Alcentra European Floating Rate Income (AEFS) has announced its annual results for the year ended 31 March 2020, which show a significant decline in NAV during the period (from 103.61p as at 31 March 2019 to 82.68p as at 31 March 2020 – a fall of 20.2%). The majority of the NAV decline occurred in March 2020 and directly reflected the turmoil in the markets around the world from the impact of coronavirus. The investment managers report provides the following key highlights:

  • AEFS’s Sterling NAV per Ordinary Share declined during the 12 months to 31 March 2020 from 104.05p to 84.69p as published in RNS. This was predominantly driven by market specific conditions during the period;
  • In latter quarters of 2019, AEFS’s NAV per share enjoyed a relatively steady growth which continued to January 2020 this was due to the broadly stable market conditions with good loan issuance and robust demand.

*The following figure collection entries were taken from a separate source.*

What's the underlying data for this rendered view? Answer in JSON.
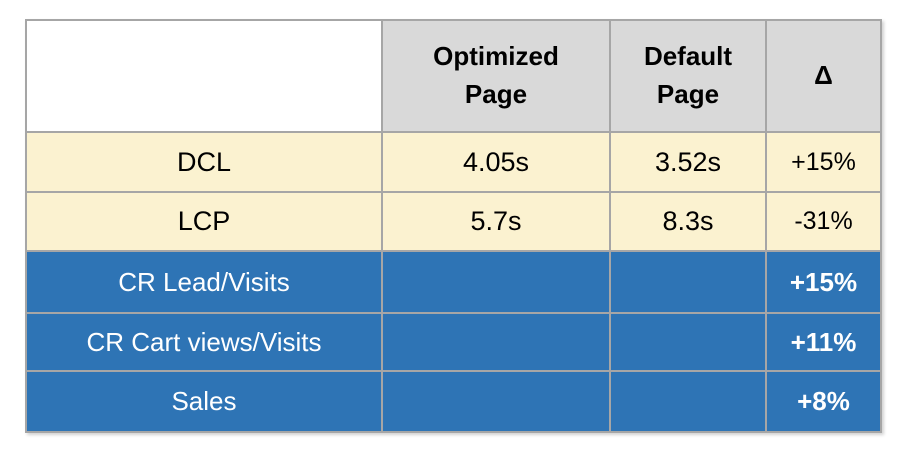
{
  "table": {
    "columns": [
      {
        "label": ""
      },
      {
        "label": "Optimized Page"
      },
      {
        "label": "Default Page"
      },
      {
        "label": "Δ"
      }
    ],
    "rows": [
      {
        "label": "DCL",
        "optimized": "4.05s",
        "default": "3.52s",
        "delta": "+15%",
        "section": "metrics"
      },
      {
        "label": "LCP",
        "optimized": "5.7s",
        "default": "8.3s",
        "delta": "-31%",
        "section": "metrics"
      },
      {
        "label": "CR Lead/Visits",
        "optimized": "",
        "default": "",
        "delta": "+15%",
        "section": "business"
      },
      {
        "label": "CR Cart views/Visits",
        "optimized": "",
        "default": "",
        "delta": "+11%",
        "section": "business"
      },
      {
        "label": "Sales",
        "optimized": "",
        "default": "",
        "delta": "+8%",
        "section": "business"
      }
    ],
    "colors": {
      "header_bg": "#d9d9d9",
      "metrics_bg": "#fbf2d0",
      "business_bg": "#2e74b5",
      "border": "#a6a6a6",
      "header_text": "#000000",
      "metrics_text": "#000000",
      "business_text": "#ffffff"
    }
  }
}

  •  The dividend has grown from 4.46p for the 12 months ending March 2019 to 4.59p the 12 months ending March 2020. This was predominantly driven by exceptional dividend payment in relation to Q4 2019, in that 0.18p per share was paid out of capital.
  • Q1 2020 saw unprecedented market disturbances due to global spread of COVID-19, the market for new loan issuance experienced closures with scant new deals pricing. Similarly CLO formation was muted, with only three deals pricing early in the month and with market closure to issuances towards the end of March 2020.
  • The share price has fallen from 97.0p to 77.0p over the period, with the discount to NAV as of 31 March 2020 standing at -6.86%. Much of this drop can be attributed to the Company’s performance in March of -17.18% gross. During the month, concerns about the impact of the COVID-19 virus outbreak evolved from an initial focus on the risk of a supply shock driven by Asian shutdowns to concerns about the impact of the pandemic on businesses globally. As a result of this, European loan prices were down -14% for the month. There were signs of improvement towards the end of the month that continued on into April as prices rallied in response to the unveiling of extraordinary fiscal stimulus and monetary support measures.
  • The default rate for the 12 months ending March 2020 remained broadly stable at 0.43%, however the impact of the COVID-19 on certain corporates is likely to lead to an increase from this low level. We believe businesses where travel and mobility restrictions as well as working capital unwinds are causing near term liquidity pressures are the most likely to bring this figure up – with S&P now forecasting an 8% default rate for the European market in 2020. However, the final figure on defaults and 2020 performance will be directly correlated with the duration and severity of the outbreak.